ToddSeavey.com Book Selection of the Month (September 2009): The Gate of Time (which was later expanded into Two Hawks from Earth) by Philip Jose Farmer (who passed away earlier this year)
The plan for this whole year’s Book Selections, you may recall, was sci-fi and fantasy, one final blowout before putting that (and comics) behind me to focus on (arguably) more serious matters. Since the mandate expanded a bit and I kept reading other things, this month’s Book Selection is technically the only case so far in which my selection for the month is literally a single novel and that novel qualifies as sci-fi — but then again, perhaps The Gate of Time should be called alternate history.
And speaking of alternate history: a note about 9/11, on this eighth anniversary, before we begin.
I think I may have been present at the moment when the victor in our Debate at Lolita Bar last week, Sander Hicks, became open to 9/11 conspiracy theories. We had lunch some time after September 11, 2001, and a genuinely pained-sounding Hicks — trying to fit that horrible day into a right-left framework — said he almost felt as if there had to be some alternate universe out there somewhere in which Gore became president instead of Bush and the attacks were prevented and none of the subsequent events ever happened. Some might argue he imagined his own alternate universe after that point, one with a very different sequence of events than the one most of us accept as the story of 9/11.
I was tempted to do something along those lines myself, as a joke, as the Ron Paul campaign became increasingly strange.
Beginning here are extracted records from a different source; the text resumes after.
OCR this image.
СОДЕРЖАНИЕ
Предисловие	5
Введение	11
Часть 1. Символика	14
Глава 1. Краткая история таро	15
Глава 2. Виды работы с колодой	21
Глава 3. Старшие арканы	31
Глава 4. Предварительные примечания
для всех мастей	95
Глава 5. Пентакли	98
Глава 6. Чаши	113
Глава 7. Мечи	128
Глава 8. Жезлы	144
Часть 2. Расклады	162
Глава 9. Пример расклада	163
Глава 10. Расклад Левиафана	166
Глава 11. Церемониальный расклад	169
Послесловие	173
Like a lot of people, I’d been initially enthusiastic about his campaign simply because he’s a libertarian (not because of his coy openness to support from 9/11 Truthers), but I gave up on him abruptly in early 2008 as he fared poorly in the New Hampshire primary and revelations about his ties to racist newsletters suggested he might be as odd as critics claimed. But some of his fans, with admirable albeit slightly delusional determination, wouldn’t give up on him and were still trying to think of bizarre scenarios whereby he might win, right up until the inevitable end.
My joke would have been to keep blogging as if he had in fact won the primaries, then blog as if he’d won the general election, then blog about how his presidency was going, only occasionally hinting at my concern that I might be inhabiting an alternate reality. But people think I’m strange enough already, so I didn’t.
The 1966 novel The Gate of Time by Philip Jose Farmer (more famous for the Riverworld series) also features parallel universes. After two WWII flyers suddenly find themselves on another Earth, the smarter of the two main characters, Roger Two Hawks, chastises his comrade for not reading comic books, which would help him understand parallel universes. Two Hawks goes on to dub the world they’re visiting “Earth 2″ and their home (our world) “Earth 1.”
The novel was published a mere six years after the same terminology was introduced to DC Comics stories with the famous “Flash of Two Worlds” tale. In DC Comics (a subsidiary of multimedia DC Entertainment as of this week), Earth-Two has been depicted not only as a nostalgia-drenched world on which old, 1940s versions of Superman and his colleagues dwell but also as an Earth with an independent Quebec and an earlier end to Apartheid. Watchmen scribe Alan Moore more recently created his own nostalgic alternate Earth, Terra Obscura, populated by a long list of authentic old comics characters with amusingly old-timey character names.
Novels of alternate history — increasingly written by serious history buffs raising interesting questions about how things might have gone differently — typically take some very well-known event from recent centuries and examine how things might have played out afterwards if that pivotal event had a different outcome: England wins the Revolutionary War, the South wins the Civil War, the Nazis win World War II (over and over again, it seems — though not in Inglorious Basterds). Yesterday, I even alluded to a fantasy in which Continental European “libertarians” and U.S./British “libertarians” are on the same side — but maybe that’ll yet have a happy ending.
What makes Farmer’s foray into the genre interesting and bold, though, is that the point of deviation is thousands of years earlier: Humans never crossed the land bridge from Asia to the Americas. As Two Hawks wanders an alternate European land mass torn by a war very different from the one he knew, we gradually realize just how sweeping Farmer’s knowledge of ancient history, language families, and popular migrations must be. Rather than dealing with comparatively small-scale historical differences such as Napoleon triumphing at Waterloo, The Gate of Time gives us a world in which people resembling Asians and Native Americans were pushed farther westward into Europe long ago by their greater population density and competition compared to our world — and a world missing certain key New World ingredients such as rubber and tobacco.
Will Two Hawks conquer this brutal world with grim, manly practicality and a bit of superior technical knowledge? Will he make peace with it? Will he find his way back home? So many outcomes are possible.